Même s’il s’est dissocié d’une enquête de l’Ordre des ingénieurs forestiers du Québec faisant état de vives critiques à son égard, le ministère des Forêts, de la Faune et des Parcs (MFFP) assure être prêt à y donner suite.

Ariane Krol Ariane Krol
La Presse

« S’il y a des fonctionnements du Ministère qui mettent à mal la pratique du génie forestier, on est ouvert à entendre ça et à travailler avec l’Ordre », a déclaré Alain Sénéchal, sous-ministre associé au MFFP, en entrevue téléphonique mardi.

Le Ministère emploie près du tiers des ingénieurs forestiers québécois.
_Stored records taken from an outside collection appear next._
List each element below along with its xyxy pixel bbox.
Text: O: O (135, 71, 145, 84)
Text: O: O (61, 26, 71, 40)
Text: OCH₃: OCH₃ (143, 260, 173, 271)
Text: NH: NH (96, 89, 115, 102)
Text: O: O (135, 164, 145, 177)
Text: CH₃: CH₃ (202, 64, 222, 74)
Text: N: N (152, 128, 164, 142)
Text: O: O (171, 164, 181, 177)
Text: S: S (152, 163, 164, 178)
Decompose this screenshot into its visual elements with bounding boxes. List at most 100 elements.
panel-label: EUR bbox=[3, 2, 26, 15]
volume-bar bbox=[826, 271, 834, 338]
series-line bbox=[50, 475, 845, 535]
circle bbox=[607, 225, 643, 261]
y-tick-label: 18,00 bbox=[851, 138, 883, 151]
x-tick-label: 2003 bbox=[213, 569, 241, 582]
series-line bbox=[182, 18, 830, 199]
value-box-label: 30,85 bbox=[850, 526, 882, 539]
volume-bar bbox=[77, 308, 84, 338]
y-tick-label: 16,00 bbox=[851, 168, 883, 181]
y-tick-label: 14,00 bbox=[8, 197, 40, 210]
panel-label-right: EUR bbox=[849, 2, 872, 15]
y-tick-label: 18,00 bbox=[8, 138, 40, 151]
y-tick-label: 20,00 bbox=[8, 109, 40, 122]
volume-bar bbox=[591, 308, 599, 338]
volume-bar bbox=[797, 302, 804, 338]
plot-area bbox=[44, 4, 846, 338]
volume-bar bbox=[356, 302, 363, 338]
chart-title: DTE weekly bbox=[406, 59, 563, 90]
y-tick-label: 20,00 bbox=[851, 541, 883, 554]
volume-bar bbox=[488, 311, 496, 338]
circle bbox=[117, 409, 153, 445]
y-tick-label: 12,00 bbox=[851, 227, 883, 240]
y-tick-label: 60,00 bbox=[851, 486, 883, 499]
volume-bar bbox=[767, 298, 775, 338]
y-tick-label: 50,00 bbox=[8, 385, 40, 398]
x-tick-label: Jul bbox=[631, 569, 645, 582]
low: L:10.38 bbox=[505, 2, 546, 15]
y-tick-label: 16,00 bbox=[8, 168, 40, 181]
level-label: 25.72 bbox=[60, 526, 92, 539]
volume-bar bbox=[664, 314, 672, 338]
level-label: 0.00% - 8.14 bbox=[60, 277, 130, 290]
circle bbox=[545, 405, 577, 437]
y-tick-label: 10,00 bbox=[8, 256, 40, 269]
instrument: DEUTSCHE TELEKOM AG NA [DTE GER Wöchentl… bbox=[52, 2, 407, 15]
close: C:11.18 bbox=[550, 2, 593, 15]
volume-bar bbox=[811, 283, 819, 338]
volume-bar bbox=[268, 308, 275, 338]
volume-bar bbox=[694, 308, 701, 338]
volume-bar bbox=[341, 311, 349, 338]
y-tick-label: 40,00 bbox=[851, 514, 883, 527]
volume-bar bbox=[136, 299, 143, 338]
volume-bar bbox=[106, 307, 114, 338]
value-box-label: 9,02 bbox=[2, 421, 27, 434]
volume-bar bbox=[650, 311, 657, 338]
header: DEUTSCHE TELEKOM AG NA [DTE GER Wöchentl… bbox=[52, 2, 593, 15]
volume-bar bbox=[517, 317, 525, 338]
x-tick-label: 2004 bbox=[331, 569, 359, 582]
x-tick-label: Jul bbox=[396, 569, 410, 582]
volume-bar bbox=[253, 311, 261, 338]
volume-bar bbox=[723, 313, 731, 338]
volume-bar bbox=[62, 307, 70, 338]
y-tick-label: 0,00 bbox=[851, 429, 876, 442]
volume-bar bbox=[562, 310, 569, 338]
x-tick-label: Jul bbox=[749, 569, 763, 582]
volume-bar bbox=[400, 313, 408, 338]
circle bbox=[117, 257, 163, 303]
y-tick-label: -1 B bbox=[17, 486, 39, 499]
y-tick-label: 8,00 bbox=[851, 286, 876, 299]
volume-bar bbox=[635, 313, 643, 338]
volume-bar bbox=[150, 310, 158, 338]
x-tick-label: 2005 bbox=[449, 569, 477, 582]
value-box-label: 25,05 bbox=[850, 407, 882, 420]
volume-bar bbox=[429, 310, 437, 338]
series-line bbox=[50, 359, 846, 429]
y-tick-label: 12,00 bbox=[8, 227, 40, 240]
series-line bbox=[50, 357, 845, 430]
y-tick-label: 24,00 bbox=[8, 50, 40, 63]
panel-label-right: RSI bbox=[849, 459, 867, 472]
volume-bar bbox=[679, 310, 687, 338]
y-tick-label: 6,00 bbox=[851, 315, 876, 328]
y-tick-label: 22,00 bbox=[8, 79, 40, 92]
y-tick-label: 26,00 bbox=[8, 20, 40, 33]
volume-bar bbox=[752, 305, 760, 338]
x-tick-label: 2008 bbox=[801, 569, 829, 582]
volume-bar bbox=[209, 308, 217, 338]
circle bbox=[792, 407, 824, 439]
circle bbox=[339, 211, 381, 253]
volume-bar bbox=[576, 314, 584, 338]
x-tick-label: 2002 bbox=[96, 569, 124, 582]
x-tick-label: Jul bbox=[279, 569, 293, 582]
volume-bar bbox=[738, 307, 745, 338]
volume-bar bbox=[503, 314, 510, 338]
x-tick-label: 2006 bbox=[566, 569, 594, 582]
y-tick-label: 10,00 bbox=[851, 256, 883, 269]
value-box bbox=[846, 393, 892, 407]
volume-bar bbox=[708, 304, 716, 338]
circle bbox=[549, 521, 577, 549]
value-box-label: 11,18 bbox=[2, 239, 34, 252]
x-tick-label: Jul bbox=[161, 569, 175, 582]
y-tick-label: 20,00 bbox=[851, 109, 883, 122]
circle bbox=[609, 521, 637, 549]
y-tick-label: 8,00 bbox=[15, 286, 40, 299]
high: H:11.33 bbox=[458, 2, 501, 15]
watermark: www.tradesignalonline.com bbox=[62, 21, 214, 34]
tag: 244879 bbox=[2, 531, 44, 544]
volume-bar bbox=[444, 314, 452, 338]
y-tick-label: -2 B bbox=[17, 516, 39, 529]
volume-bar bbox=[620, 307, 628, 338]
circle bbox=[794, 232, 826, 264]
Une enquête indépendante, commandée par l’Ordre pour cerner les perceptions et enjeux ressentis par l’ensemble de ses membres, a fait récemment écho à plusieurs critiques de la part de ceux qui travaillent pour l’État québécois.

Le Ministère, qui a pourtant financé une part importante de l’exercice, a refusé d’endosser le rapport et s’est retiré du comité de suivi regroupant plusieurs acteurs du secteur forestier. Il préfère faire affaire directement avec l’Ordre, au sein d’un comité bipartite existant.

« Des commentaires de 2 personnes sur 300 qui sont appuyés par pas grand-chose, on ne s’y attardera pas longtemps, mais des commentaires qui reviennent sur 50 personnes et où on est capable de diagnostiquer un vrai problème, on veut adresser cette question-là », expose M. Sénéchal.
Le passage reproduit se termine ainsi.